This semi-automated task runs through members of Extracted images (over 140,000 images) and where suitable to do so, where a crop is found to be a lower resolution than making a new crop from the linked parent image, the new extracted image is uploaded, overwriting the original crop. Old unnecessarily small crops may exist due to imports from Wikipedia or where use of the crop tool was on a version of the parent image before the parent was upscaled, for example by Flickrbot upload or by volunteers upgrading the file. This task remains a manual choice due to the number of crops that have been significantly edited off-wiki, such as with manual background removal or colour and saturation fixes.
* Improved to use height and width measured from each side's mid-points, so cutting through the quadrilateral's centrum.
The technology for identifying the crop was tested for LOC#Adding and updating other version galleries. A key improvement is the addition of perspective transform, i.e. the original crop from the parent image may have been edited by the user to adjust for perspective or other types of irregular transformation. Perspective transforms are highly useful with crops from larger panoramas, such as to change the focus to a single building where without a transform the result would be oddly slanted. The automated process attempts to repeat the same mapping to recreate the larger crop version.
Image rotations, or mapping an irregular quadrilateral crop to a rectangle using a homography transform, unavoidably introduce flaws in the result and conservative choices for jpeg compression mean that the end result may be significantly larger in file size than the starting crop, or even the parent image. The code uses a perspective mapping with a bicubic filter, these are available in the standard python PIL (image.transform). The identification of the crop is done using OpenCV and the FlannBasedMatcher function, which may take minutes to process a potential upload depending on resolution and visual nature.

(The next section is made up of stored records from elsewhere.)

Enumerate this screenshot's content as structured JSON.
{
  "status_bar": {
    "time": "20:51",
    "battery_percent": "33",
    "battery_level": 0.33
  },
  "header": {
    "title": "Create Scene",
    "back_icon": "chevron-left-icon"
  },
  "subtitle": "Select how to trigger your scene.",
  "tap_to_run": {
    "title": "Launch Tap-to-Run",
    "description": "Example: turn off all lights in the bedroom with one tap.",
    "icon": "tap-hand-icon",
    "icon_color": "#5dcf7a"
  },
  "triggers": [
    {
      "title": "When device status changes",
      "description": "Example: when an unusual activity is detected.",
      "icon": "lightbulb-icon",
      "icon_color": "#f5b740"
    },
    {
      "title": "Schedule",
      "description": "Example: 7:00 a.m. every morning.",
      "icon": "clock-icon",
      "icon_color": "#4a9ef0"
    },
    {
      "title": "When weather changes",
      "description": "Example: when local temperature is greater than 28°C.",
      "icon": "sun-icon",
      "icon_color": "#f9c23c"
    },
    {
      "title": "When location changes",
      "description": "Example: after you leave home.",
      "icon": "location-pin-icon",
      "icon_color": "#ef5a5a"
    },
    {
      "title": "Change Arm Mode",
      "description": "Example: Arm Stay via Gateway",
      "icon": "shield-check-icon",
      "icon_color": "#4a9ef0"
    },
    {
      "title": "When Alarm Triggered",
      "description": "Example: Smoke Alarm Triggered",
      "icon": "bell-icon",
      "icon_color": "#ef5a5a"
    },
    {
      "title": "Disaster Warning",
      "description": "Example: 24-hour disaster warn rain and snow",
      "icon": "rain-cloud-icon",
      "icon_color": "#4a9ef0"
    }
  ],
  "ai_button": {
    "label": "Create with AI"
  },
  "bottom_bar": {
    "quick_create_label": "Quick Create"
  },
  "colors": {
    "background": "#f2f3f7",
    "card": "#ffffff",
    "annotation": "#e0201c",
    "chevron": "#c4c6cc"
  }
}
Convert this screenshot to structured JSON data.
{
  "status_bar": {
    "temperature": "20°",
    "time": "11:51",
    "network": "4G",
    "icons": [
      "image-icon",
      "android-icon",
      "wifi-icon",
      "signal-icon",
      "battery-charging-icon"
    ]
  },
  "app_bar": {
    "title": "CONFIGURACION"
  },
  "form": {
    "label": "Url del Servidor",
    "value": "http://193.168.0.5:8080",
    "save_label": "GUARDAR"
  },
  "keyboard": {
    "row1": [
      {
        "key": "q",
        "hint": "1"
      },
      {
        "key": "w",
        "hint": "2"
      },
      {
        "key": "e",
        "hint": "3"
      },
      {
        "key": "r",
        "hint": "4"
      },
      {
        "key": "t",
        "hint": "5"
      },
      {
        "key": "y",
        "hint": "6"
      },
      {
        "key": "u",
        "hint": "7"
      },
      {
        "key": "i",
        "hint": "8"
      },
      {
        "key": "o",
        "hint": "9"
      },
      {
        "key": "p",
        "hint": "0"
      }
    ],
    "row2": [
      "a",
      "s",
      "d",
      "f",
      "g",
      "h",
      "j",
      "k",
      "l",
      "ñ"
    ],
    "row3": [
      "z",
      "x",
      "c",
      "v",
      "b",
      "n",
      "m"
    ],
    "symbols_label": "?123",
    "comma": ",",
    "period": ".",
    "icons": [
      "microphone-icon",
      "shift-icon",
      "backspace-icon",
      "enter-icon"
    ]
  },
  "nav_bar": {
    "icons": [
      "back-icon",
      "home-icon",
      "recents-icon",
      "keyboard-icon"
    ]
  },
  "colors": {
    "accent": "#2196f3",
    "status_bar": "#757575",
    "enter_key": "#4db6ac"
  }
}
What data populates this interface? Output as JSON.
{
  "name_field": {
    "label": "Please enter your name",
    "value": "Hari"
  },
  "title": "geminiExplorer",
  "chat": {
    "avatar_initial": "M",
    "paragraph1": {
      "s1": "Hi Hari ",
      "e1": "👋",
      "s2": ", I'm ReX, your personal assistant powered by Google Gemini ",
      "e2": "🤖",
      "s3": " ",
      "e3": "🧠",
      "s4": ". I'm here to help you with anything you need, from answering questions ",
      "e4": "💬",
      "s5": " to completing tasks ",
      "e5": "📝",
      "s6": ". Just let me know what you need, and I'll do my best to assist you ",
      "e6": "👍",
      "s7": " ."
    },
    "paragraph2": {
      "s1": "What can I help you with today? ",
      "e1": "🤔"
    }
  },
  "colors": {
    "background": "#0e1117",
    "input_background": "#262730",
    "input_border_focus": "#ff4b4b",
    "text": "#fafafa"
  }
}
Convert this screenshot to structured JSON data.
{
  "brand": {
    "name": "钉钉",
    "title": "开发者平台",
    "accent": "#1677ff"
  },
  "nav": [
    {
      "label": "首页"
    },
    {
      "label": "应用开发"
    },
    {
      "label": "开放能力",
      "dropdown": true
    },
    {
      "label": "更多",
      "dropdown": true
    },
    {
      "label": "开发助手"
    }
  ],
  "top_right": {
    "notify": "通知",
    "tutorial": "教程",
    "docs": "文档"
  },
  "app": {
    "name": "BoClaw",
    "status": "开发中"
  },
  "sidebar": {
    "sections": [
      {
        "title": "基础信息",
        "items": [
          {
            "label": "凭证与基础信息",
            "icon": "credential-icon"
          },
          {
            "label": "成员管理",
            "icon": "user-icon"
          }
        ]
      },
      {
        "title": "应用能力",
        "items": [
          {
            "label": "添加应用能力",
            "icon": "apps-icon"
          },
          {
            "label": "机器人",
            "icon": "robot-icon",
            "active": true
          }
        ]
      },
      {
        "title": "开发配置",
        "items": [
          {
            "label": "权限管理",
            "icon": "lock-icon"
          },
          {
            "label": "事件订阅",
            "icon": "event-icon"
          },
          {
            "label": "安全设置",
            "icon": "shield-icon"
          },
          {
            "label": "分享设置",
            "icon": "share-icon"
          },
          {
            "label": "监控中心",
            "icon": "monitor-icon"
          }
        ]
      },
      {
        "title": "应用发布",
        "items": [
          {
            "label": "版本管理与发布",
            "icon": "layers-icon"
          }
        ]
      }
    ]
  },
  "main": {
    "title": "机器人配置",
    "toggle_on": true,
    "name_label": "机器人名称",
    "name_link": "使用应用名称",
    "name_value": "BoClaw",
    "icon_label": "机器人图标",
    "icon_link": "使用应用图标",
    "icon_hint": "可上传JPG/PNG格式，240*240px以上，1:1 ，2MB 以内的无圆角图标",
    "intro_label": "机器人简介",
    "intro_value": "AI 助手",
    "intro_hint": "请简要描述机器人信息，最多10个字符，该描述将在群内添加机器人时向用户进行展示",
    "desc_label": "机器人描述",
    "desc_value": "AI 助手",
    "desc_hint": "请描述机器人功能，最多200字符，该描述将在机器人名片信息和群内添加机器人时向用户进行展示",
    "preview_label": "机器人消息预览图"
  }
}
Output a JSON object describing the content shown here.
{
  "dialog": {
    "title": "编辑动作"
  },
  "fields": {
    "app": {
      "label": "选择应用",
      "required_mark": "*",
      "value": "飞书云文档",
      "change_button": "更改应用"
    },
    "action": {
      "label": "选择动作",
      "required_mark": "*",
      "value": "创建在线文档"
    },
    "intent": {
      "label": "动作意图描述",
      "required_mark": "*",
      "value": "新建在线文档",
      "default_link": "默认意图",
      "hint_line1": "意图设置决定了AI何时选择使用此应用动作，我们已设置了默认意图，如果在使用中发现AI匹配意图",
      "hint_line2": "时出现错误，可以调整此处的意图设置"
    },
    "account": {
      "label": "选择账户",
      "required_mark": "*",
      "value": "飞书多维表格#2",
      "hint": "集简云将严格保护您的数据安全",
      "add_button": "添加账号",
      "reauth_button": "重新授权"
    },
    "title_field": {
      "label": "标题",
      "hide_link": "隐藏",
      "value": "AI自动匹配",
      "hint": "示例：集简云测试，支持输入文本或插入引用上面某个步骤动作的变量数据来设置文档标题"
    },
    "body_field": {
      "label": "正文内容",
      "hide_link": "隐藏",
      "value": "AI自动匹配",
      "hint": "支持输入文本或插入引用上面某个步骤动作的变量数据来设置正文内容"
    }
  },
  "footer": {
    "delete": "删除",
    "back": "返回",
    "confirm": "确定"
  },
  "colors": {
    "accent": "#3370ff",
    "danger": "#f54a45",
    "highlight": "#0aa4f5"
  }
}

- Non-jpeg crops or parents that are not jpeg or TIFF or PNG
- Unexpected colour formats, causing tricky problems with cv2.imdecode or cv2.cvtColor
- Mirrored derivatives example
- Rotations by EXIF headers, i.e. the crop appears to be the same orientation as the parent but this is not in the pure image data
- Images larger than 64 megapixels or crop originals with an edge over 3,500 pixels, due to unrealistic processing times
- Minor improvements to size, taken as less than 20% increase in resolution
Even with the performance related exceptions, analysing a pair of images may take minutes, and only a small minority (circa 1%) of those may provide a suitably larger new crop version. Calculations which result in near match sized crops are significantly speeded up by "precheck" runs with ½, ¼ or ⅛ size versions of the images, depending on source image sizes. In the case of Ambrogio Fusinieri (cropped).JPG which originally took 7.5 minutes to check, by instead comparing at ¼ original size, the precheck took just 0.5 seconds accurately deciding to skip the image, with far more time taken to download the two images over the internet.
As of 31 July 2018, 893 crops have been upscaled using this process.
|SQL for count of upscaled images|
SELECT COUNT(*) FROM categorylinks JOIN page ON page_id=cl_from AND cl_to = "Extracted_images" INNER JOIN logging_userindex ON log_title=page_title WHERE log_user = '1086557' AND log_action="overwrite" AND log_comment LIKE "%Fæ/upscale%";
- Selected implemented cases
As an exception, crops found in the following categories were upscaled without manual intervention:
Crops with a deleted parent are added to Category:Image crop missing parent page.